I love that He reveals things to us just as we need them. I love that if we stay faithful even during dry seasons of our faith, there comes an overwhelming flood of His tangible love and truth. 

Because it has been a relatively dry season for the last few months. I've done my best, albeit a very poor best, to not disconnect from spiritual things even though they were largely unrewarding. 

When I look around now, I see the world, see my life with a new dimension. I see new truths about my God and Savior. I see new ways that I can love Him. I see new ways that I can grow in my walk with Him. And that is a blessing beyond compare on this earth.
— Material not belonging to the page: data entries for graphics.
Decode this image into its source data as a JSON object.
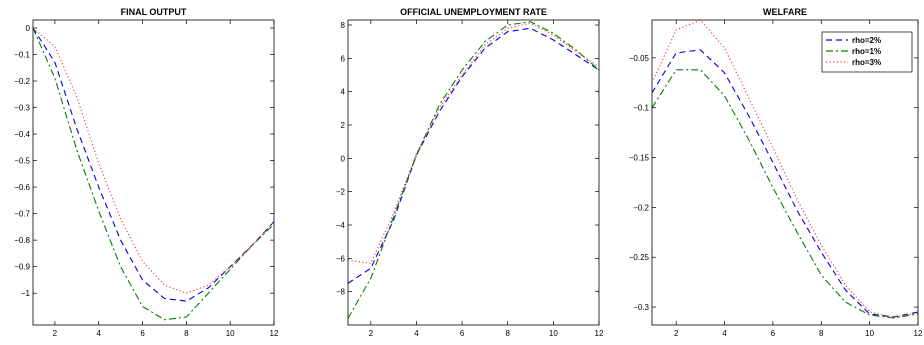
{
  "chart_data": [
    {
      "type": "line",
      "title": "FINAL OUTPUT",
      "xlabel": "",
      "ylabel": "",
      "xlim": [
        1,
        12
      ],
      "ylim": [
        -1.12,
        0.03
      ],
      "xticks": [
        2,
        4,
        6,
        8,
        10,
        12
      ],
      "yticks": [
        -1,
        -0.9,
        -0.8,
        -0.7,
        -0.6,
        -0.5,
        -0.4,
        -0.3,
        -0.2,
        -0.1,
        0
      ],
      "x": [
        1,
        2,
        3,
        4,
        5,
        6,
        7,
        8,
        9,
        10,
        11,
        12
      ],
      "grid": false,
      "series": [
        {
          "name": "rho=2%",
          "values": [
            0,
            -0.13,
            -0.38,
            -0.6,
            -0.8,
            -0.95,
            -1.02,
            -1.03,
            -0.98,
            -0.9,
            -0.82,
            -0.73
          ]
        },
        {
          "name": "rho=1%",
          "values": [
            0,
            -0.19,
            -0.46,
            -0.69,
            -0.9,
            -1.05,
            -1.1,
            -1.09,
            -1.0,
            -0.91,
            -0.82,
            -0.74
          ]
        },
        {
          "name": "rho=3%",
          "values": [
            0,
            -0.07,
            -0.26,
            -0.51,
            -0.72,
            -0.88,
            -0.97,
            -1.0,
            -0.97,
            -0.9,
            -0.82,
            -0.73
          ]
        }
      ]
    },
    {
      "type": "line",
      "title": "OFFICIAL UNEMPLOYMENT RATE",
      "xlabel": "",
      "ylabel": "",
      "xlim": [
        1,
        12
      ],
      "ylim": [
        -10,
        8.3
      ],
      "xticks": [
        2,
        4,
        6,
        8,
        10,
        12
      ],
      "yticks": [
        -8,
        -6,
        -4,
        -2,
        0,
        2,
        4,
        6,
        8
      ],
      "x": [
        1,
        2,
        3,
        4,
        5,
        6,
        7,
        8,
        9,
        10,
        11,
        12
      ],
      "grid": false,
      "series": [
        {
          "name": "rho=2%",
          "values": [
            -7.5,
            -6.6,
            -3.7,
            0.2,
            2.8,
            4.9,
            6.6,
            7.6,
            7.8,
            7.1,
            6.2,
            5.3
          ]
        },
        {
          "name": "rho=1%",
          "values": [
            -9.6,
            -7.2,
            -3.5,
            0.2,
            3.2,
            5.3,
            7.0,
            8.0,
            8.2,
            7.5,
            6.5,
            5.3
          ]
        },
        {
          "name": "rho=3%",
          "values": [
            -6.1,
            -6.3,
            -3.3,
            0.3,
            3.0,
            5.0,
            6.8,
            7.8,
            8.1,
            7.4,
            6.4,
            5.5
          ]
        }
      ]
    },
    {
      "type": "line",
      "title": "WELFARE",
      "xlabel": "",
      "ylabel": "",
      "xlim": [
        1,
        12
      ],
      "ylim": [
        -0.318,
        -0.012
      ],
      "xticks": [
        2,
        4,
        6,
        8,
        10,
        12
      ],
      "yticks": [
        -0.3,
        -0.25,
        -0.2,
        -0.15,
        -0.1,
        -0.05
      ],
      "x": [
        1,
        2,
        3,
        4,
        5,
        6,
        7,
        8,
        9,
        10,
        11,
        12
      ],
      "grid": false,
      "legend": {
        "position": "top-right",
        "entries": [
          "rho=2%",
          "rho=1%",
          "rho=3%"
        ]
      },
      "series": [
        {
          "name": "rho=2%",
          "values": [
            -0.085,
            -0.045,
            -0.042,
            -0.065,
            -0.108,
            -0.155,
            -0.203,
            -0.245,
            -0.283,
            -0.307,
            -0.31,
            -0.305
          ]
        },
        {
          "name": "rho=1%",
          "values": [
            -0.1,
            -0.062,
            -0.062,
            -0.088,
            -0.132,
            -0.18,
            -0.225,
            -0.268,
            -0.295,
            -0.308,
            -0.311,
            -0.307
          ]
        },
        {
          "name": "rho=3%",
          "values": [
            -0.075,
            -0.022,
            -0.012,
            -0.04,
            -0.09,
            -0.14,
            -0.192,
            -0.238,
            -0.278,
            -0.305,
            -0.31,
            -0.306
          ]
        }
      ]
    }
  ],
  "styles": {
    "series_colors": [
      "#0000ee",
      "#008000",
      "#ff3333"
    ],
    "series_dashes": [
      "6,4",
      "7,3,2,3",
      "1.2,2.4"
    ]
  }
}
I've often wondered why it's so hard for me to be to obey Him. I've blamed it on loads of things.

But there's this song. And the order of verbs is so true.

Trust and obey
For there's no other way
To be happy in Jesus
But to trust and obey

The trust comes first. And like faith, like anything, He is the only one who can work that change in you.

I am eager to wake up every morning and, with trust in my heart, practice obeying Jesus Christ my Lord.

Neither you nor I will do this perfectly until Heaven. 

But I'm grateful for this piece of the puzzle that I could put together.

I'll leave you with another song we sang that evening. Thank you for bearing with me through this very long post. 


C McNeely said...

Amen! Great post.

Hannah Joy said...


Beautiful post, as usual, Abby. It has been a dry season in my spiritual life as well, and dry seasons are so hard. But this

Just thank you, Abby. For being a light in a dark world. For being a vessel for the love of God to filter through.

Isn't it amazing how in the darkest times, someone else steps up and is a bright light? God really has perfect timing.

Now I am going to go reread this again.

MarshaMarshaMarsha said...

I want to leave a profound comment of some sort but all I can think of is YAY! YAY! YAY!!! I just love how God doesn't give up on us... How He patiently waits for us to SEE what He has been trying to show us. To trust Him. To know Him. To love Him even a smidge of how much He loves lowly us!

Anonymous said...

That was very beautiful and refreshing, Abby! I have tears in my eyes from that song as it played when I read your post. Simply amazing.

reformed squirrel said...

Wow. :)

God is good.

Jake said...

And on that day when my strength is failing, the end draws near and my time has come; still my soul will sing Your praise unending...ten thousand years and then forevermore.

Jack said...

So, so very true, and somehow so easy to forget. It is easier to say God cannot love us because we are so bad, so sinful, and He is so perfect. How can He even think of loving us? And it is easy to fall into self pity over it. But, God isn't like that. He still loves us, and it is harder sometimes to remember and act upon that.